Je quittai donc par une froide journée de janvier ma paisible retraite, avec l’escorte de cavaliers sans laquelle il est impossible de voyager en Orient. J’ai dit qu’un jeune frère de Moussa m’accompagnait. Nous avions à traverser, pour atteindre la petite ville de Bajandur, but de notre première étape, le pays autrefois gouverné par le fils d’Osman. Mon compagnon me montrait les lieux où le déré-bey avait battu les troupes impériales, le bosquet où un espion de l’ennemi avait été pendu sous les yeux et par les ordres du chef rebelle, remplacement jadis occupé par les fortifications de Verandcheir, le côté qui avait eu le plus à souffrir de l’artillerie du sultan. Parmi les vieux paysans que nous rencontrions sur la route, il reconnaissait souvent des compagnons de Moussa-Bey. Il me parlait aussi de sa propre captivité, des souffrances qu’il avait endurées, de sa misère actuelle. Enfin, à notre arrivée à Bajandur, où j’allai loger chez le directeur des postes (qui était, lui aussi, un des beaux-frères de Moussa), mon jeune compagnon prit congé de moi : il allait regagner son petit village, campé au faite d’une haute montagne comme l’aire d’un oiseau de proie. Je suivis longtemps des yeux ce jeune homme, né pour la lutte et réduit prématurément à une vie obscure et oisive. C’était un triste spectacle que celui de ce fier montagnard suivant péniblement les détours du chemin sur une jument kurde maigre et chétive. Le costume du jeune cavalier contrastait d’ailleurs avec ce qu’il m’avait dit de sa pauvreté : son turban vert, son riche manteau d’Alep en laine blanche tissue d’or et d’argent annonçaient en lui le descendant d’une noble race. Je regrettai un moment de n’avoir pas le pinceau de Decamps pour fixer sur la toile cette fière et sauvage figure.

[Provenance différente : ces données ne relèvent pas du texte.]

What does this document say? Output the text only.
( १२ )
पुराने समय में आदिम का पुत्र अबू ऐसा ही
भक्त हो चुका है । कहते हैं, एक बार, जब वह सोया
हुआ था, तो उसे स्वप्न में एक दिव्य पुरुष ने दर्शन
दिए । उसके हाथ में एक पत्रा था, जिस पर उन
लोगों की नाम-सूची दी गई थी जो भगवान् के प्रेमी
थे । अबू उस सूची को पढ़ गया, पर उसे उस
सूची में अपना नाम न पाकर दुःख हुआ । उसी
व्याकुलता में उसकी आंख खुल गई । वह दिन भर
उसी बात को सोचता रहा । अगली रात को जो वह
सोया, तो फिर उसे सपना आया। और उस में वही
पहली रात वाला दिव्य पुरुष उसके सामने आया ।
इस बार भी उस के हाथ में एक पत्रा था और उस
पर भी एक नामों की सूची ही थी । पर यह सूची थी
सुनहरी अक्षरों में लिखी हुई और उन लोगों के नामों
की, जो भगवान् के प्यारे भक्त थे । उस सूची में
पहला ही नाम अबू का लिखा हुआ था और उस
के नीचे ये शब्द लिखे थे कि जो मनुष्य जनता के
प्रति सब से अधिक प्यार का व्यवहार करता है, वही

Je n’ai rien à dire de Bajandur : mais à Tcherkess, où je m’arrêtai le lendemain matin, je rencontrai un type de la société orientale qui contrastait singulièrement avec mon compagnon de la veille. C’est par mes hôtes que je voudrais faire connaître l’Orient. La vie domestique est un des aspects les moins connus de la civilisation musulmane, un de ceux que j’ai pu le mieux étudier.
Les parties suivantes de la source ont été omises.